I have a pretty simple OpenCL kernel, basically doing nothing more than defining its input:
__kernel void test(__read_only image3d_t d_multitest){}
My host side code is basic pyopencl to transfer an image to my device and run the kernel:
import pyopencl as cl
import numpy as np
platform = cl.get_platforms()[0]
devs = platform.get_devices()
device1 = devs[1]
h_test = np.zeros((64,512,512)).astype(np.float32,order='F')
mf = cl.mem_flags
ctx = cl.Context([device1])
Queue1 = cl.CommandQueue(ctx,properties=cl.command_queue_properties.PROFILING_ENABLE)
Queue2 = cl.CommandQueue(ctx,properties=cl.command_queue_properties.PROFILING_ENABLE)
event_list=[]
fi = open('Minimal.cl', 'r')
fstr = "".join(fi.readlines())
prg = cl.Program(ctx, fstr).build()
knl = prg.test
d_test = cl.Image(ctx,mf.READ_ONLY, cl.ImageFormat(cl.channel_order.INTENSITY, cl.channel_type.FLOAT), h_test.shape)
e1 = cl.enqueue_copy(Queue1, d_test, h_test, is_blocking = False, origin = (0,0,0), region = h_test.shape)
knl.set_args(d_test)
cl.enqueue_nd_range_kernel(Queue2,knl,(512,512,64),None,wait_for=[e1,])
I am profiling this code on different devices and see, that the transfer time basically scales with the memory bandwith of the device, which is expected.
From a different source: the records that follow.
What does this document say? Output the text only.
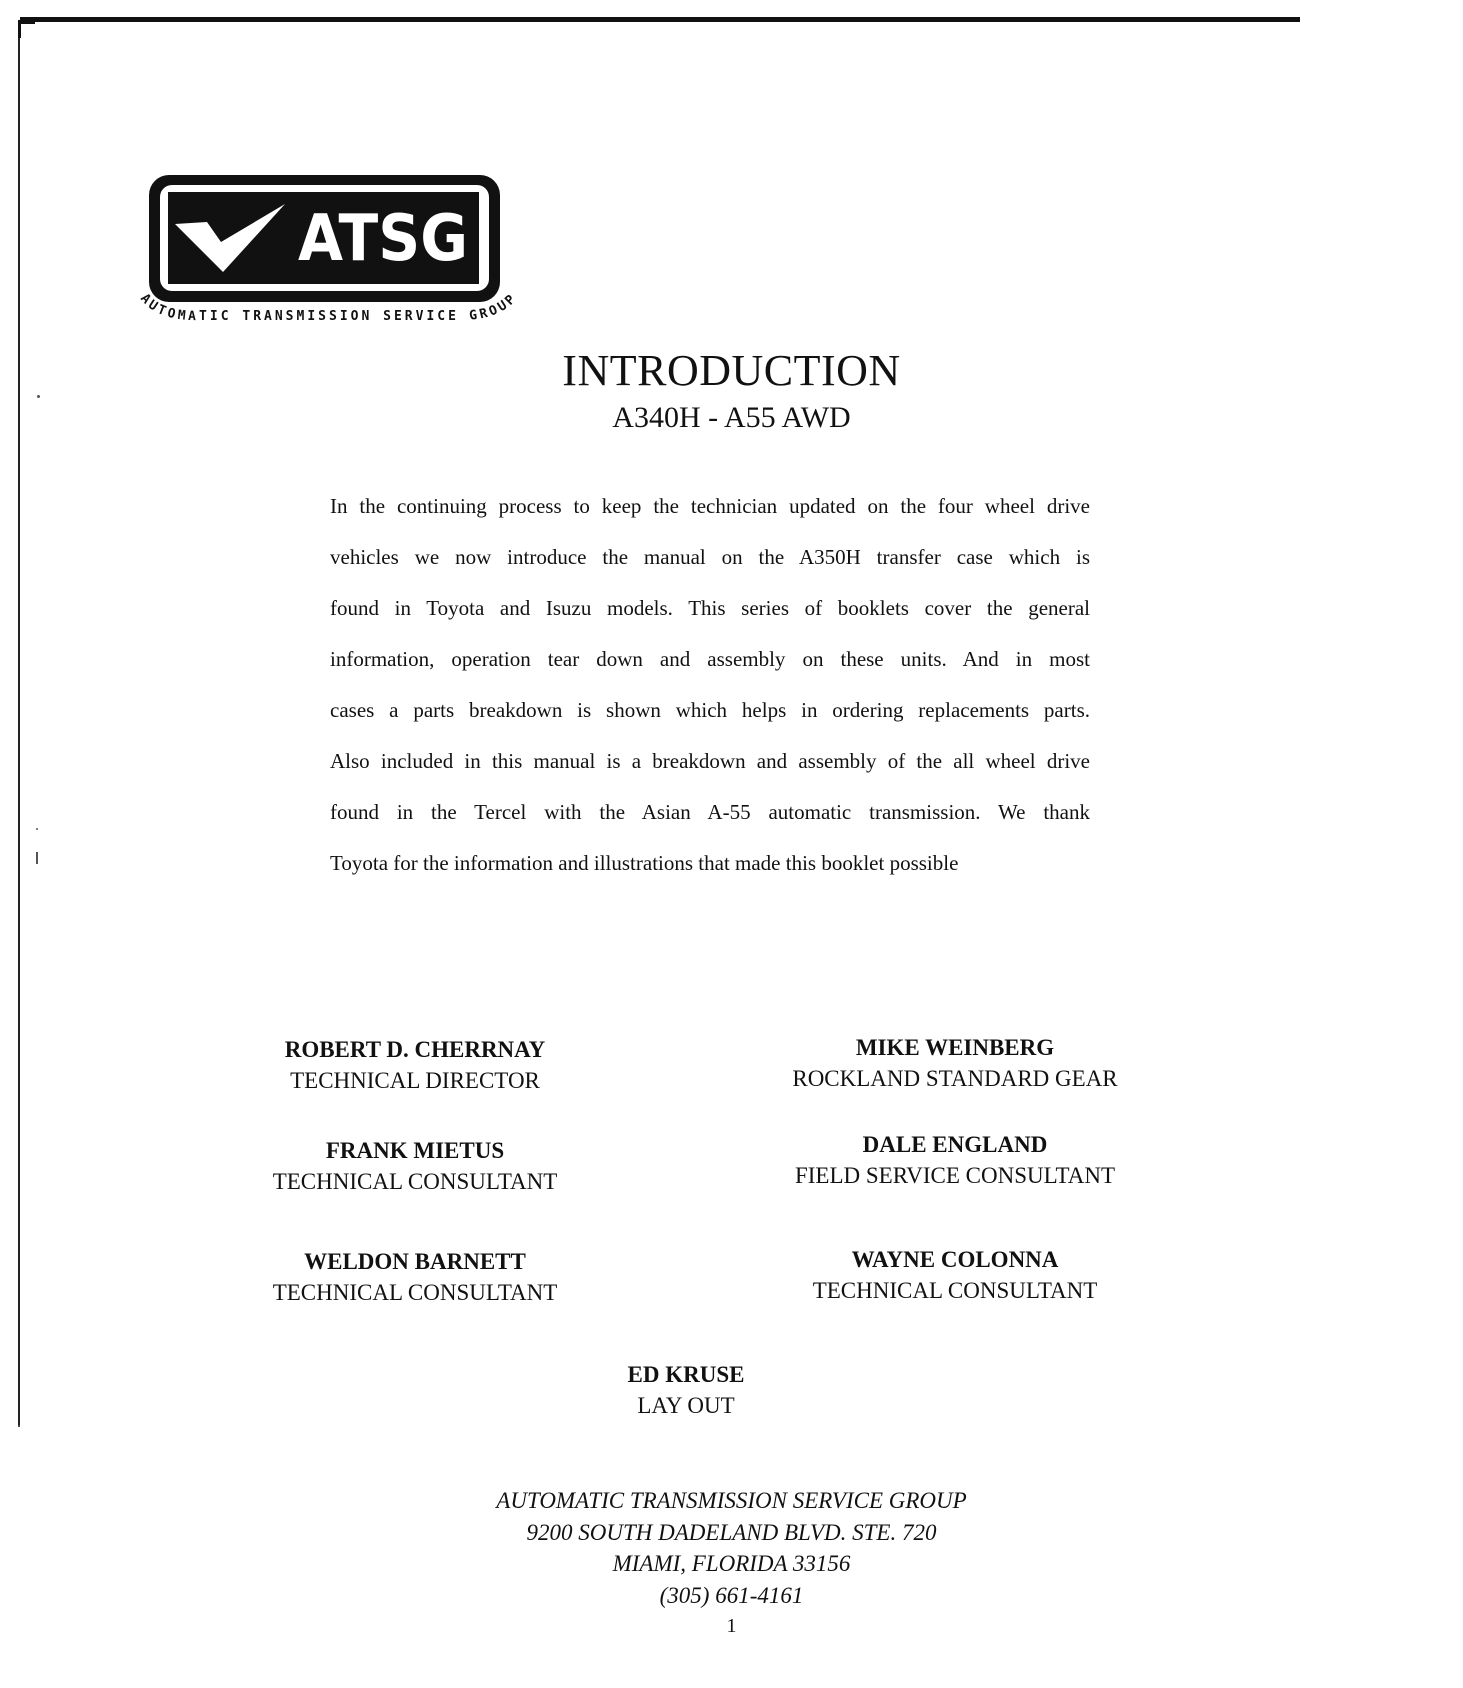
ATSG
AUTOMATIC TRANSMISSION SERVICE GROUP
INTRODUCTION
A340H - A55 AWD
In the continuing process to keep the technician updated on the four wheel drive
vehicles we now introduce the manual on the A350H transfer case which is
found in Toyota and Isuzu models. This series of booklets cover the general
information, operation tear down and assembly on these units. And in most
cases a parts breakdown is shown which helps in ordering replacements parts.
Also included in this manual is a breakdown and assembly of the all wheel drive
found in the Tercel with the Asian A-55 automatic transmission. We thank
Toyota for the information and illustrations that made this booklet possible
ROBERT D. CHERRNAY
TECHNICAL DIRECTOR
MIKE WEINBERG
ROCKLAND STANDARD GEAR
FRANK MIETUS
TECHNICAL CONSULTANT
DALE ENGLAND
FIELD SERVICE CONSULTANT
WELDON BARNETT
TECHNICAL CONSULTANT
WAYNE COLONNA
TECHNICAL CONSULTANT
ED KRUSE
LAY OUT
AUTOMATIC TRANSMISSION SERVICE GROUP
9200 SOUTH DADELAND BLVD. STE. 720
MIAMI, FLORIDA 33156
(305) 661-4161
1
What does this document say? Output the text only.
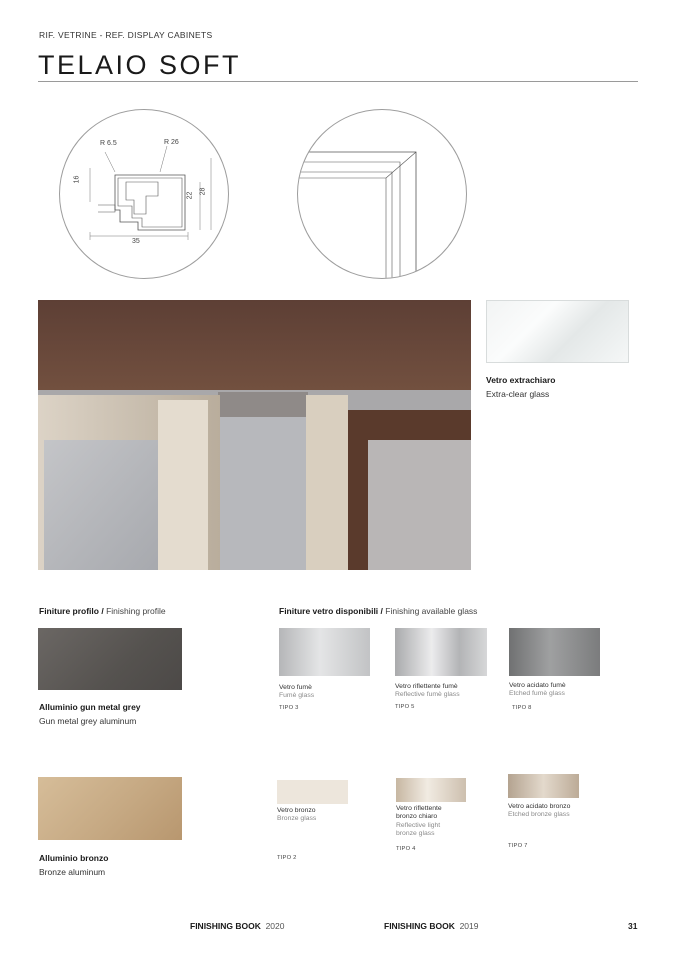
RIF. VETRINE - REF. DISPLAY CABINETS
TELAIO SOFT
R 6.5	R 26
16
22
28
35
Vetro extrachiaro
Extra-clear glass
Finiture profilo / Finishing profile	Finiture vetro disponibili / Finishing available glass
Alluminio gun metal grey
Gun metal grey aluminum
Alluminio bronzo
Bronze aluminum
Vetro fumè
Fumè glass
TIPO 3
Vetro riflettente fumè
Reflective fumè glass
TIPO 5
Vetro acidato fumè
Etched fumè glass
TIPO 8
Vetro bronzo
Bronze glass
TIPO 2
Vetro riflettente
bronzo chiaro
Reflective light
bronze glass
TIPO 4
Vetro acidato bronzo
Etched bronze glass
TIPO 7
FINISHING BOOK 2020	FINISHING BOOK 2019	31
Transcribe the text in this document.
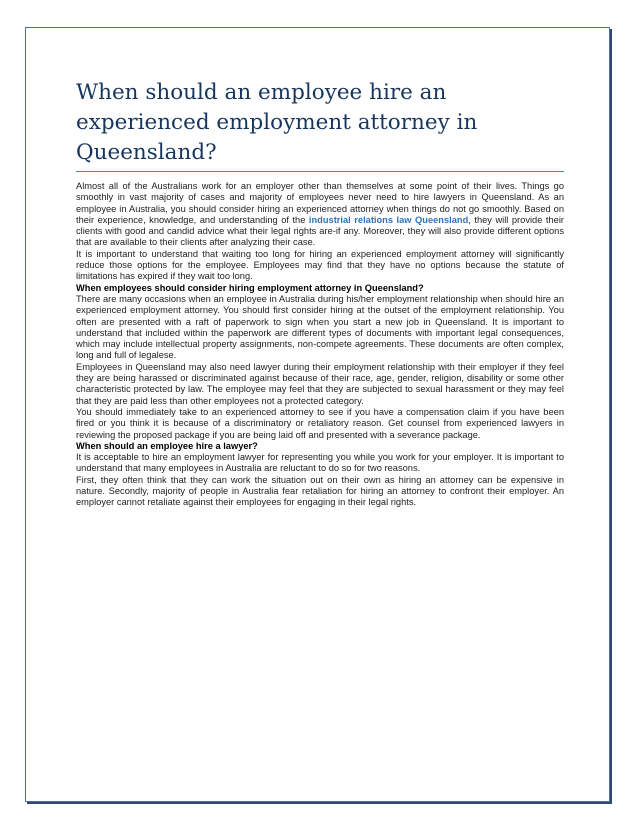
When should an employee hire an experienced employment attorney in Queensland?

Almost all of the Australians work for an employer other than themselves at some point of their lives. Things go smoothly in vast majority of cases and majority of employees never need to hire lawyers in Queensland. As an employee in Australia, you should consider hiring an experienced attorney when things do not go smoothly. Based on their experience, knowledge, and understanding of the industrial relations law Queensland, they will provide their clients with good and candid advice what their legal rights are-if any. Moreover, they will also provide different options that are available to their clients after analyzing their case.

It is important to understand that waiting too long for hiring an experienced employment attorney will significantly reduce those options for the employee. Employees may find that they have no options because the statute of limitations has expired if they wait too long.

When employees should consider hiring employment attorney in Queensland?

There are many occasions when an employee in Australia during his/her employment relationship when should hire an experienced employment attorney. You should first consider hiring at the outset of the employment relationship. You often are presented with a raft of paperwork to sign when you start a new job in Queensland. It is important to understand that included within the paperwork are different types of documents with important legal consequences, which may include intellectual property assignments, non-compete agreements. These documents are often complex, long and full of legalese.

Employees in Queensland may also need lawyer during their employment relationship with their employer if they feel they are being harassed or discriminated against because of their race, age, gender, religion, disability or some other characteristic protected by law. The employee may feel that they are subjected to sexual harassment or they may feel that they are paid less than other employees not a protected category.

You should immediately take to an experienced attorney to see if you have a compensation claim if you have been fired or you think it is because of a discriminatory or retaliatory reason. Get counsel from experienced lawyers in reviewing the proposed package if you are being laid off and presented with a severance package.

When should an employee hire a lawyer?

It is acceptable to hire an employment lawyer for representing you while you work for your employer. It is important to understand that many employees in Australia are reluctant to do so for two reasons.

First, they often think that they can work the situation out on their own as hiring an attorney can be expensive in nature. Secondly, majority of people in Australia fear retaliation for hiring an attorney to confront their employer. An employer cannot retaliate against their employees for engaging in their legal rights.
On the other hand, my Kernel execution time varies wildly.
On Nvidia the Kernel execution duration is <<1ms.
however, the exact same Kernel takes >20ms on AMDs implementation.
My question is, if this kind of overhead is tolerable, or if I am doing something basically wrong.
Hardware:
NVIDIA GeForce GTX TITAN X
AMD ATI Radeon 9 290X
Host: Ubuntu 16.04